LUKS works by prepending a partition header (luks_phdr) to the partition, where setup information like cipher, keysize is stored as well as key slots. A key slots is holding an encrypted version of the master key. The master key is used to encrypt bulk data. It will never be stored to disk directly, but encrypted version of the master key will be stored. To be more precise, every version of the master key is encrypted by a different passphrase and stored a separate key slot. The user needs to provide one passphrase only, since any correct passphrase will restore a copy of the master key.

For simplicity, LUKS is using a fixed number of key slots. To add a new passphrase, the user has to provide an old, correct one to recover a copy of the master key, which can be encrypted to a free key slot with the new passphrase. Of course any key slot can be disabled by purging the data any time.
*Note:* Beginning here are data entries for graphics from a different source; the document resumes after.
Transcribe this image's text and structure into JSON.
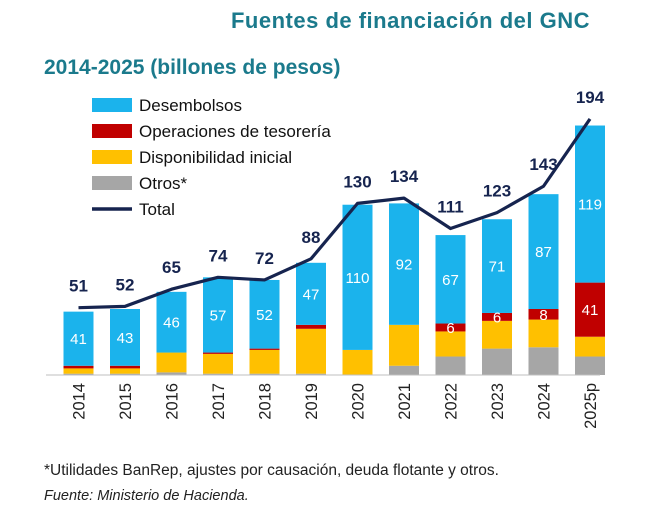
{
  "title_line1": "Fuentes de financiación del GNC",
  "title_line2": "2014-2025 (billones de pesos)",
  "footnote": "*Utilidades BanRep, ajustes por causación, deuda flotante y otros.",
  "source": "Fuente: Ministerio de Hacienda.",
  "colors": {
    "desembolsos": "#1bb3ec",
    "tesoreria": "#c00000",
    "disponibilidad": "#ffc000",
    "otros": "#a6a6a6",
    "total": "#16244f"
  },
  "chart_data": {
    "type": "bar",
    "stacked": true,
    "categories": [
      "2014",
      "2015",
      "2016",
      "2017",
      "2018",
      "2019",
      "2020",
      "2021",
      "2022",
      "2023",
      "2024",
      "2025p"
    ],
    "series": [
      {
        "key": "otros",
        "name": "Otros*",
        "values": [
          1,
          1,
          2,
          1,
          1,
          1,
          0,
          7,
          14,
          20,
          21,
          14
        ]
      },
      {
        "key": "disponibilidad",
        "name": "Disponibilidad inicial",
        "values": [
          4,
          4,
          15,
          15,
          18,
          34,
          19,
          31,
          19,
          21,
          21,
          15
        ]
      },
      {
        "key": "tesoreria",
        "name": "Operaciones de tesorería",
        "values": [
          2,
          2,
          0,
          1,
          1,
          3,
          0,
          0,
          6,
          6,
          8,
          41
        ]
      },
      {
        "key": "desembolsos",
        "name": "Desembolsos",
        "values": [
          41,
          43,
          46,
          57,
          52,
          47,
          110,
          92,
          67,
          71,
          87,
          119
        ]
      }
    ],
    "bar_labels": {
      "desembolsos": [
        "41",
        "43",
        "46",
        "57",
        "52",
        "47",
        "110",
        "92",
        "67",
        "71",
        "87",
        "119"
      ],
      "tesoreria": [
        "",
        "",
        "",
        "",
        "",
        "",
        "",
        "",
        "6",
        "6",
        "8",
        "41"
      ]
    },
    "total": {
      "name": "Total",
      "values": [
        51,
        52,
        65,
        74,
        72,
        88,
        130,
        134,
        111,
        123,
        143,
        194
      ]
    },
    "legend": [
      "Desembolsos",
      "Operaciones de tesorería",
      "Disponibilidad inicial",
      "Otros*",
      "Total"
    ],
    "ylim": [
      0,
      200
    ],
    "xlabel": "",
    "ylabel": ""
  }
}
LUKS add 4 actions to cryptsetup, namely luksFormat, luksOpen, luksAddKey and luksDelKey. Although the names are quite self-explanatory I'll give brief examples of how to use them:

Initializing & Mapping

To test LUKS, you can use loop to make a blockdev out of any container file. The only requirement is that it's larger than 1mb. I'll use /dev/loop5 in the following examples.

# cryptsetup luksFormat /dev/loop5
Enter LUKS password: foobar
# cryptsetup luksOpen myvolumename /dev/loop5
Enter LUKS password: foobar
key slot 0 unlocked.
# ls -l /dev/mapper/myvolumename
brw-r-----  1 root root 254, 0 Jan  1  1970 /dev/mapper/myvolumename
# cryptsetup luksClose myvolumename

Adding Keys

# cryptsetup luksAddKey /dev/loop5
Enter any existing LUKS password: foobar
key slot 0 unlocked.
Enter new password for key slot: katze
# cryptsetup luksOpen myvolume /dev/loop5
Enter LUKS password: katze
key slot 1 unlocked.

Deleting Keys

# cryptsetup luksDelKey /dev/loop5 1
# cryptsetup luksOpen myvolume /dev/loop5
Enter LUKS password: katze
Command failed: No key available with this passphrase.

Using key files

cryptsetup-luks can also deal with key files. In general, files supplied by the -d switch are used for opening, and key files supplied as additional positional argument are treated to set keys. For instance, to set a key file on partition creation, call cryptsetup luksFormat blockdev keyfile. If you want to open a partition via a key file, call cryptsetup -d keyfile luksOpen blockdev mapping name. If you want add another key file using an existing key file, call cryptsetup -d existingkeyfile luksAddKey newkeyfile.

Converting to LUKS

At the moment there is no way, to convert to LUKS with an in-place dd.